Xenex Germ-Killing Robots Help Zap Ebola

Image via Xenex

It sounds like something from a sci-fi movie: a germ-zapping robot that emits pulses of purple UV light to clean surfaces and sterilize hospital rooms. However, Xenex’s robotic cleaners aren’t science fiction; in fact, they’re now being used in Dallas’s Texas Health Presbyterian Hospital, currently home to the U.S.’s first Ebola patient.

Xenex’s Dr. Mark Stibich told KENS-TV that these robots can clear a hospital room of germs in five minutes and destroy Ebola on any surface in just two minutes.

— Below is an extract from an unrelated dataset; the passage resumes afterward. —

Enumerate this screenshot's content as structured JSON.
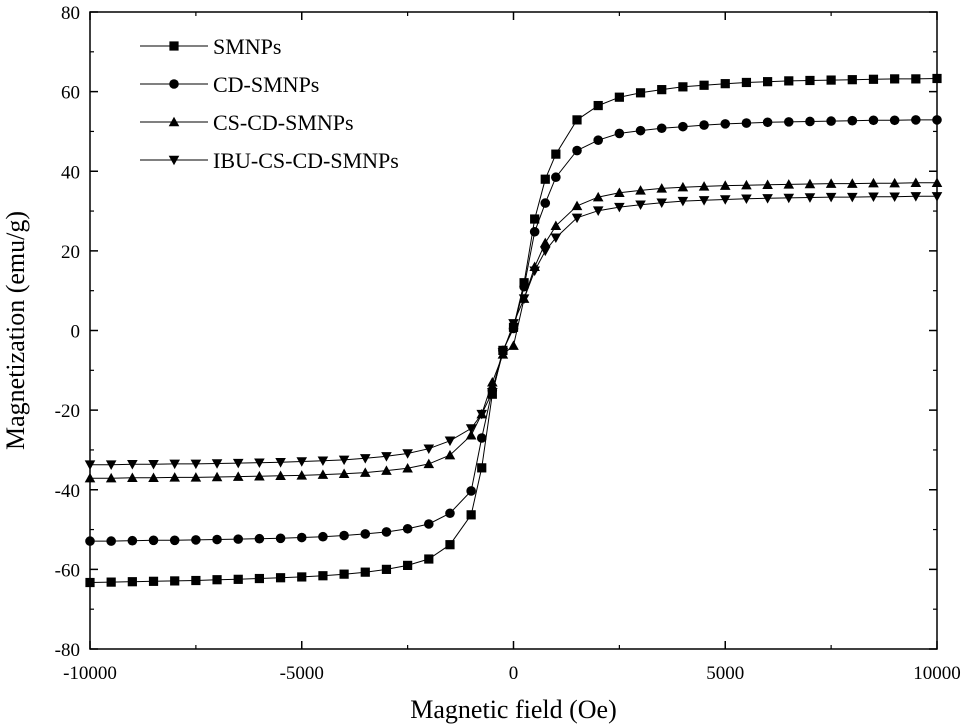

The Xenex UV disinfection system takes only 15 minutes to clean a room, according to the company. It’s typically placed in three different locations throughout a room for five minutes per position; its xenon-based bulbs send out pulses that are 25,000 times stronger than traditional mercury-based bulbs. It sends out these pulses of UV-C light toward “high-touch” surfaces (places that are more likely to carry germs, such as hospital bedrails). The light then fuses the DNA in bacteria and viruses, which kills them.

As Xenex futuristically puts it, “An overwhelming amount of DNA errors is incompatible with cell function.”

According to the company, once a room has been disinfected, there is no need to repeat the process. And although bright pulses of UV light may sound dangerous to humans as well as bacteria, it’s really not; Xenex states that UV-C light “cannot penetrate through glass, plastic, clothing or the top layer of your skin.” It also can’t penetrate glass, so it’s safe to be on the other side of a window while the robot is operating, as long as you don’t stare directly at the light and you’re not bacteria disguised as a human.

The robots are already being used in 250 hospitals across the country, reports KENS-TV; hopefully, these inanimate cleaners will go a long way toward spreading peace of mind as they prevent Ebola from spreading.